Je ne dis pas que M. Cadotte a entièrement tort et que ce phénomène n'existe pas. Seulement, le titre de l'article «Il faut des profs mieux formés» me rappellent les arguments peu subtils de l'IEDM. Et que font nos décideurs scolaires dans tout cela? Les profs sont-ils les seuls que l'on doive pointer du doigt? Pourquoi ne pas abaisser le nombre d'élèves par classe dans les milieux défavorisés? Pourquoi ne pas se pencher sur la façon dont l'argent est dépensé dans le réseau de l'éducation?
À ce sujet, comme on peut le lire dans ce billet, puis-je vous rappeler que le Centre en enseignement en milieux défavorisés de l'UQAM a fermé ses portes en juin dernier à la suite de la fin de la subvention de la Fondation Lucie et André Chagnon et de la restructuration financière de l'UQAM. M. Cadotte, qui y oeuvrait, je crois, aurait pu le mentionner, il me semble...
Enfin, une dernière observation: on a justifié l'implantation du Renouveau pédagogique au Québec en affirmant qu'il visait à contrer le décrochage scolaire.
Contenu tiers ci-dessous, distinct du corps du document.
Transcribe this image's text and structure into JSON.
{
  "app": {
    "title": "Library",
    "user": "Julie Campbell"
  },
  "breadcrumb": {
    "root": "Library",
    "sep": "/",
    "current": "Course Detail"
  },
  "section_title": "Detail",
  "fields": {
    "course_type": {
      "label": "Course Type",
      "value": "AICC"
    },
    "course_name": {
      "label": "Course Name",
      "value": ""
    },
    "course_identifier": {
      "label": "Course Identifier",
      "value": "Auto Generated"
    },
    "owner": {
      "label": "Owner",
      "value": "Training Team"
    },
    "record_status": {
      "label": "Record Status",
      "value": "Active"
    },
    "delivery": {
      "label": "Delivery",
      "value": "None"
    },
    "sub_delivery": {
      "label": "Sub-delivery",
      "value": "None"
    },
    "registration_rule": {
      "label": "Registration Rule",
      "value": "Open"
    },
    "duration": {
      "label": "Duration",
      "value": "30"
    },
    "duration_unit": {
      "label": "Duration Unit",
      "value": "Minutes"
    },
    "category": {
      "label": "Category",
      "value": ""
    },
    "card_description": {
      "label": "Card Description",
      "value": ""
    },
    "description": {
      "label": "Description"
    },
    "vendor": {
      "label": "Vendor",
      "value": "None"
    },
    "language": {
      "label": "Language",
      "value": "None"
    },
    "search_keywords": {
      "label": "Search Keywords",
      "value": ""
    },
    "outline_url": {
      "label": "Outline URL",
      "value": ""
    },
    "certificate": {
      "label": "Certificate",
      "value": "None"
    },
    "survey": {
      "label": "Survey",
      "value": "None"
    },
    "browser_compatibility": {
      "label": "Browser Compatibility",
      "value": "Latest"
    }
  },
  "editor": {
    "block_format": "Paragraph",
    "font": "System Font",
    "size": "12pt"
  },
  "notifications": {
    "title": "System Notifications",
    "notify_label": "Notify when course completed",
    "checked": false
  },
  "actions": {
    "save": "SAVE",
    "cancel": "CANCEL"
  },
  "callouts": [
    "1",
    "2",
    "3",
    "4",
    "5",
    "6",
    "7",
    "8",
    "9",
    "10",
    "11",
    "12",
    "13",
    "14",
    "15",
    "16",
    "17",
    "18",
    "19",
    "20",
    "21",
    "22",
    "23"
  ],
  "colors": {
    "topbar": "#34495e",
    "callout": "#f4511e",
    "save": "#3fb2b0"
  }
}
Ne pensez-vous pas qu'ils sont bien heureux et motivés, tous ces élèves dont le ventre est toujours aussi vide à la fin du mois mais qui ont maintenant de beaux manuels tout neufs?
S'il fallait revoir nos pratiques d'enseignement, utiliser le décrochage scolaire comme argument pour appuyer une réforme de l'éducation et ne rien faire pour les élèves venant de milieux démunis est inconséquent. Comme si le décrochage n'était, au fond, un problème d'élèves (riches) qui s'ennuyaient à l'école. Où sont-elles les vraies mesures pour contrer le décrochage? Ou sont-ils ces pédagogues qui nous parlent du bien-être de l'élève?
Parce que l'école québécoise est trop occupée à se dépêtrer dans un Renouveau magique, elle laisse en plan les élèves les plus fragiles.